Mona Ghassemi, assistant professor in the Bradley Department of Electrical and Computer Engineering, has received the Department of Energy’s Early Career Research Award to develop a complete plasma model from discharge initiation to flashover to predict electrical breakdown in electrical insulating materials.

Controlled, low-temperature plasmas or nonthermal plasmas in air at atmospheric pressure are of interest for a variety of technologies, including plasma display applications, ozone production, exhaust gas, surface treatments, cancer treatments, and pollution control, Ghassemi said. But a sudden occurrence of such plasmas or discharges in an insulation system is highly undesirable.

Such discharges can lead to an electrical breakdown or flashover, resulting in a complete failure of an electrical device’s insulation system. Problems like these are critical to solve, Ghassemi said, because of the important role insulation systems play within the technologies we use.

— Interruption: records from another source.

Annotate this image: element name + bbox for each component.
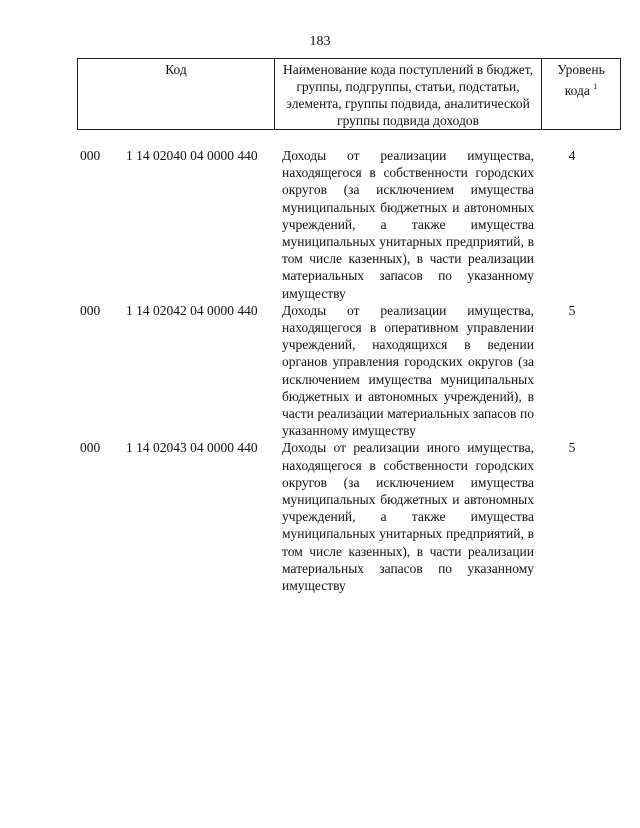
table-row bbox=[80, 147, 610, 302]
revenue-name: Доходы от реализации имущества, находящегося в оперативном управлении учреждений, находящихся в ведении органов управления городских округов (за исключением имущества муниципальных бюджетных и автономных учреждений), в части реализации материальных запасов по указанному имуществу bbox=[282, 302, 534, 439]
code-level: 4 bbox=[568, 148, 576, 163]
revenue-code: 1 14 02040 04 0000 440 bbox=[126, 148, 258, 163]
table-header bbox=[77, 58, 621, 130]
revenue-name: Доходы от реализации имущества, находящегося в собственности городских округов (за исключением имущества муниципальных бюджетных и автономных учреждений, а также имущества муниципальных унитарных предприятий, в том числе казенных), в части реализации материальных запасов по указанному имуществу bbox=[282, 148, 534, 301]
admin-code: 000 bbox=[80, 440, 101, 456]
table-body bbox=[80, 147, 610, 594]
code-level: 5 bbox=[568, 302, 576, 318]
table-row bbox=[80, 302, 610, 440]
code-level: 5 bbox=[568, 440, 576, 456]
table-row bbox=[80, 439, 610, 594]
revenue-code: 1 14 02043 04 0000 440 bbox=[126, 440, 258, 456]
header-code: Код bbox=[78, 59, 275, 130]
header-name: Наименование кода поступлений в бюджет, группы, подгруппы, статьи, подстатьи, элемента, группы подвида, аналитической группы подвида доходов bbox=[275, 59, 542, 130]
revenue-name: Доходы от реализации иного имущества, находящегося в собственности городских округов (за исключением имущества муниципальных бюджетных и автономных учреждений, а также имущества муниципальных унитарных предприятий, в том числе казенных), в части реализации материальных запасов по указанному имуществу bbox=[282, 440, 534, 594]
admin-code: 000 bbox=[80, 302, 101, 318]
page-number: 183 bbox=[309, 34, 331, 49]
footnote-marker: 1 bbox=[593, 82, 598, 91]
admin-code: 000 bbox=[80, 148, 101, 163]
header-level-label: Уровень кода bbox=[557, 62, 605, 98]
header-level bbox=[542, 59, 621, 130]
revenue-code: 1 14 02042 04 0000 440 bbox=[126, 302, 258, 318]
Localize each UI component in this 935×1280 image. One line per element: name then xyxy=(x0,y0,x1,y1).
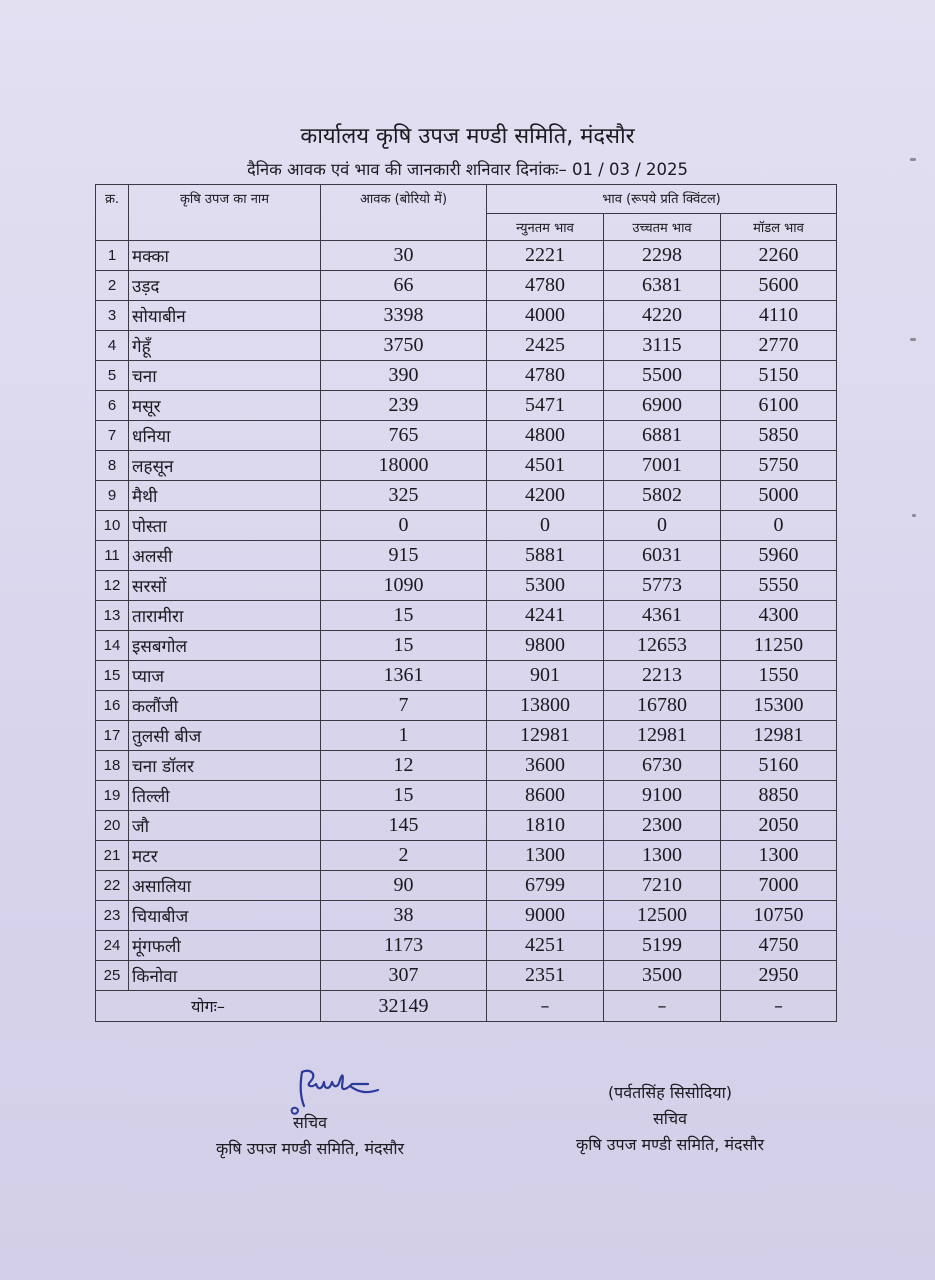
row-crop-name: जौ xyxy=(129,811,321,841)
row-min-price: 9800 xyxy=(487,631,604,661)
total-arrival: 32149 xyxy=(321,991,487,1022)
row-arrival: 325 xyxy=(321,481,487,511)
document-subtitle: दैनिक आवक एवं भाव की जानकारी शनिवार दिनांकः– 01 / 03 / 2025 xyxy=(246,160,689,179)
row-serial: 23 xyxy=(96,901,129,931)
row-modal-price: 1300 xyxy=(721,841,837,871)
row-serial: 3 xyxy=(96,301,129,331)
row-modal-price: 4110 xyxy=(721,301,837,331)
row-min-price: 1300 xyxy=(487,841,604,871)
left-office: कृषि उपज मण्डी समिति, मंदसौर xyxy=(215,1139,405,1158)
row-crop-name: तुलसी बीज xyxy=(129,721,321,751)
row-serial: 5 xyxy=(96,361,129,391)
row-arrival: 12 xyxy=(321,751,487,781)
row-crop-name: गेहूँ xyxy=(129,331,321,361)
row-arrival: 239 xyxy=(321,391,487,421)
row-max-price: 1300 xyxy=(604,841,721,871)
row-arrival: 1090 xyxy=(321,571,487,601)
row-min-price: 9000 xyxy=(487,901,604,931)
row-arrival: 307 xyxy=(321,961,487,991)
row-serial: 21 xyxy=(96,841,129,871)
row-max-price: 4361 xyxy=(604,601,721,631)
row-modal-price: 5550 xyxy=(721,571,837,601)
row-max-price: 12653 xyxy=(604,631,721,661)
right-office: कृषि उपज मण्डी समिति, मंदसौर xyxy=(575,1135,765,1154)
row-max-price: 6900 xyxy=(604,391,721,421)
header-min-price: न्युनतम भाव xyxy=(487,214,604,241)
row-max-price: 5773 xyxy=(604,571,721,601)
row-crop-name: पोस्ता xyxy=(129,511,321,541)
row-crop-name: अलसी xyxy=(129,541,321,571)
table-row xyxy=(96,241,837,271)
row-min-price: 5471 xyxy=(487,391,604,421)
row-serial: 8 xyxy=(96,451,129,481)
row-min-price: 5881 xyxy=(487,541,604,571)
row-max-price: 3115 xyxy=(604,331,721,361)
row-arrival: 7 xyxy=(321,691,487,721)
row-modal-price: 7000 xyxy=(721,871,837,901)
row-crop-name: मैथी xyxy=(129,481,321,511)
row-modal-price: 4300 xyxy=(721,601,837,631)
row-arrival: 1361 xyxy=(321,661,487,691)
total-modal: – xyxy=(721,991,837,1022)
row-serial: 22 xyxy=(96,871,129,901)
row-crop-name: सरसों xyxy=(129,571,321,601)
table-row xyxy=(96,631,837,661)
row-arrival: 145 xyxy=(321,811,487,841)
row-modal-price: 5960 xyxy=(721,541,837,571)
row-arrival: 0 xyxy=(321,511,487,541)
row-serial: 12 xyxy=(96,571,129,601)
row-max-price: 7001 xyxy=(604,451,721,481)
row-serial: 16 xyxy=(96,691,129,721)
row-serial: 14 xyxy=(96,631,129,661)
table-header xyxy=(96,185,837,241)
row-max-price: 5500 xyxy=(604,361,721,391)
row-min-price: 4200 xyxy=(487,481,604,511)
row-modal-price: 2260 xyxy=(721,241,837,271)
paper-speck xyxy=(910,338,916,341)
row-arrival: 765 xyxy=(321,421,487,451)
row-arrival: 90 xyxy=(321,871,487,901)
row-arrival: 38 xyxy=(321,901,487,931)
row-modal-price: 2950 xyxy=(721,961,837,991)
table-row xyxy=(96,901,837,931)
table-row xyxy=(96,661,837,691)
row-min-price: 4251 xyxy=(487,931,604,961)
row-serial: 7 xyxy=(96,421,129,451)
header-arrival: आवक (बोरियो में) xyxy=(321,185,487,241)
row-max-price: 12981 xyxy=(604,721,721,751)
row-min-price: 4780 xyxy=(487,361,604,391)
row-min-price: 901 xyxy=(487,661,604,691)
header-crop-name: कृषि उपज का नाम xyxy=(129,185,321,241)
row-max-price: 12500 xyxy=(604,901,721,931)
row-max-price: 6381 xyxy=(604,271,721,301)
row-serial: 18 xyxy=(96,751,129,781)
row-serial: 15 xyxy=(96,661,129,691)
row-crop-name: लहसून xyxy=(129,451,321,481)
row-crop-name: मूंगफली xyxy=(129,931,321,961)
row-modal-price: 0 xyxy=(721,511,837,541)
row-serial: 13 xyxy=(96,601,129,631)
row-max-price: 2300 xyxy=(604,811,721,841)
row-serial: 11 xyxy=(96,541,129,571)
row-serial: 1 xyxy=(96,241,129,271)
right-signature-block xyxy=(520,1080,820,1158)
table-row xyxy=(96,841,837,871)
row-modal-price: 12981 xyxy=(721,721,837,751)
row-max-price: 16780 xyxy=(604,691,721,721)
row-max-price: 6881 xyxy=(604,421,721,451)
table-row xyxy=(96,481,837,511)
row-min-price: 5300 xyxy=(487,571,604,601)
row-crop-name: मटर xyxy=(129,841,321,871)
row-min-price: 2351 xyxy=(487,961,604,991)
table-row xyxy=(96,601,837,631)
row-max-price: 9100 xyxy=(604,781,721,811)
row-modal-price: 5750 xyxy=(721,451,837,481)
row-min-price: 4780 xyxy=(487,271,604,301)
row-min-price: 1810 xyxy=(487,811,604,841)
header-price-group: भाव (रूपये प्रति क्विंटल) xyxy=(487,185,837,214)
row-max-price: 2213 xyxy=(604,661,721,691)
total-min: – xyxy=(487,991,604,1022)
left-signature-block xyxy=(160,1110,460,1162)
row-min-price: 4501 xyxy=(487,451,604,481)
header-max-price: उच्चतम भाव xyxy=(604,214,721,241)
row-crop-name: चियाबीज xyxy=(129,901,321,931)
handwritten-signature xyxy=(290,1058,390,1118)
row-modal-price: 6100 xyxy=(721,391,837,421)
total-max: – xyxy=(604,991,721,1022)
row-modal-price: 5600 xyxy=(721,271,837,301)
row-crop-name: असालिया xyxy=(129,871,321,901)
row-arrival: 30 xyxy=(321,241,487,271)
row-crop-name: धनिया xyxy=(129,421,321,451)
table-body xyxy=(96,241,837,991)
table-row xyxy=(96,511,837,541)
row-arrival: 2 xyxy=(321,841,487,871)
header-modal-price: मॉडल भाव xyxy=(721,214,837,241)
row-min-price: 0 xyxy=(487,511,604,541)
row-max-price: 3500 xyxy=(604,961,721,991)
row-modal-price: 5850 xyxy=(721,421,837,451)
table-row xyxy=(96,781,837,811)
table-row xyxy=(96,571,837,601)
table-row xyxy=(96,871,837,901)
table-row xyxy=(96,751,837,781)
row-max-price: 2298 xyxy=(604,241,721,271)
row-arrival: 1173 xyxy=(321,931,487,961)
row-min-price: 6799 xyxy=(487,871,604,901)
table-row xyxy=(96,271,837,301)
table-row xyxy=(96,391,837,421)
paper-speck xyxy=(910,158,916,161)
row-crop-name: इसबगोल xyxy=(129,631,321,661)
row-serial: 6 xyxy=(96,391,129,421)
table-row xyxy=(96,541,837,571)
row-serial: 19 xyxy=(96,781,129,811)
header-serial: क्र. xyxy=(96,185,129,241)
row-modal-price: 15300 xyxy=(721,691,837,721)
price-table xyxy=(95,184,837,1022)
total-label: योगः– xyxy=(96,991,321,1022)
row-crop-name: मसूर xyxy=(129,391,321,421)
right-signatory-name: (पर्वतसिंह सिसोदिया) xyxy=(607,1083,733,1102)
row-modal-price: 10750 xyxy=(721,901,837,931)
row-crop-name: तारामीरा xyxy=(129,601,321,631)
row-min-price: 4000 xyxy=(487,301,604,331)
row-min-price: 8600 xyxy=(487,781,604,811)
row-serial: 9 xyxy=(96,481,129,511)
row-serial: 17 xyxy=(96,721,129,751)
row-max-price: 6031 xyxy=(604,541,721,571)
table-row xyxy=(96,451,837,481)
row-serial: 20 xyxy=(96,811,129,841)
row-min-price: 4241 xyxy=(487,601,604,631)
row-arrival: 18000 xyxy=(321,451,487,481)
row-arrival: 66 xyxy=(321,271,487,301)
row-serial: 2 xyxy=(96,271,129,301)
table-row xyxy=(96,331,837,361)
row-min-price: 4800 xyxy=(487,421,604,451)
row-modal-price: 1550 xyxy=(721,661,837,691)
table-row xyxy=(96,811,837,841)
row-modal-price: 2050 xyxy=(721,811,837,841)
row-crop-name: किनोवा xyxy=(129,961,321,991)
row-serial: 10 xyxy=(96,511,129,541)
row-arrival: 15 xyxy=(321,631,487,661)
table-row xyxy=(96,961,837,991)
row-min-price: 13800 xyxy=(487,691,604,721)
row-max-price: 5802 xyxy=(604,481,721,511)
row-crop-name: चना xyxy=(129,361,321,391)
row-serial: 24 xyxy=(96,931,129,961)
row-min-price: 2221 xyxy=(487,241,604,271)
paper-speck xyxy=(912,514,916,517)
row-crop-name: कलौंजी xyxy=(129,691,321,721)
row-serial: 4 xyxy=(96,331,129,361)
row-crop-name: तिल्ली xyxy=(129,781,321,811)
row-crop-name: मक्का xyxy=(129,241,321,271)
row-max-price: 5199 xyxy=(604,931,721,961)
row-max-price: 4220 xyxy=(604,301,721,331)
row-min-price: 12981 xyxy=(487,721,604,751)
row-arrival: 15 xyxy=(321,601,487,631)
row-arrival: 15 xyxy=(321,781,487,811)
left-designation: सचिव xyxy=(292,1113,328,1132)
table-row xyxy=(96,931,837,961)
row-min-price: 2425 xyxy=(487,331,604,361)
row-min-price: 3600 xyxy=(487,751,604,781)
row-modal-price: 2770 xyxy=(721,331,837,361)
row-arrival: 1 xyxy=(321,721,487,751)
row-crop-name: उड़द xyxy=(129,271,321,301)
row-crop-name: प्याज xyxy=(129,661,321,691)
document-title: कार्यालय कृषि उपज मण्डी समिति, मंदसौर xyxy=(300,124,635,149)
row-arrival: 390 xyxy=(321,361,487,391)
table-row xyxy=(96,691,837,721)
row-max-price: 6730 xyxy=(604,751,721,781)
row-arrival: 3750 xyxy=(321,331,487,361)
row-crop-name: सोयाबीन xyxy=(129,301,321,331)
table-row xyxy=(96,301,837,331)
total-row xyxy=(96,991,837,1022)
row-modal-price: 8850 xyxy=(721,781,837,811)
row-modal-price: 5000 xyxy=(721,481,837,511)
row-arrival: 915 xyxy=(321,541,487,571)
row-arrival: 3398 xyxy=(321,301,487,331)
row-modal-price: 11250 xyxy=(721,631,837,661)
row-modal-price: 4750 xyxy=(721,931,837,961)
row-max-price: 0 xyxy=(604,511,721,541)
table-row xyxy=(96,361,837,391)
right-designation: सचिव xyxy=(652,1109,688,1128)
row-max-price: 7210 xyxy=(604,871,721,901)
table-row xyxy=(96,721,837,751)
row-crop-name: चना डॉलर xyxy=(129,751,321,781)
row-serial: 25 xyxy=(96,961,129,991)
row-modal-price: 5150 xyxy=(721,361,837,391)
row-modal-price: 5160 xyxy=(721,751,837,781)
table-row xyxy=(96,421,837,451)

“A major challenge for most of the present-day technologies and the technologies of the future is the compact and reliable design of electrical insulation systems for their electrical components,” said Ghassemi, who is the Steven O. Lane Junior Faculty Fellow and also a College of Engineering Faculty Fellow. “All electrical devices have insulators. Electrical insulators are materials with a high resistivity that allows them to prevent electric current from flowing where it is not wanted.”

Ghassemi’s five-year, $750,000 grant will support her work to address a gap in plasma modeling. Currently, there is not a complete model of all the discharges that can result in the breakdown of an insulation system. For nonthermal plasma, there have been studies that focus on only one mechanism or just the transition from one discharge mechanism to another. For thermal plasma, existing studies have focused only on the conditions following the occurrence of an electric arc or flashover. In both cases, a systematic study leading to a complete model comprising all discharge mechanisms is missing, Ghassemi said.

Ghassemi will develop a complete plasma model for both thermal and nonthermal plasmas using a hydrodynamic approach. The project aims to build the model sequentially, supported by experimental diagnostics covering a wide range of parameters.

“The model is expected to answer the question of whether or not there will be an electrical breakdown for a given complex geometry of electrodes and insulation systems under a given voltage waveform,” Ghassemi said. “The work has the potential to address industrial applications and is of great importance to higher voltage systems.”

The Department of Energy Early Career Research Program is designed to bolster the nation’s scientific workforce by providing support to exceptional researchers during their crucial early career years, when many scientists do their most formative work. The award program is highly competitive ― only 83 scientists from across the nation were selected in 2021.

Ghassemi’s award marks her third early career award as a faculty member at Virginia Tech. In 2020, she made history as only the second member in her department to receive the National Science Foundation CAREER Award and the Department of Defense Air Force Office of Scientific Research Young Investigator Research Program Award in the same year.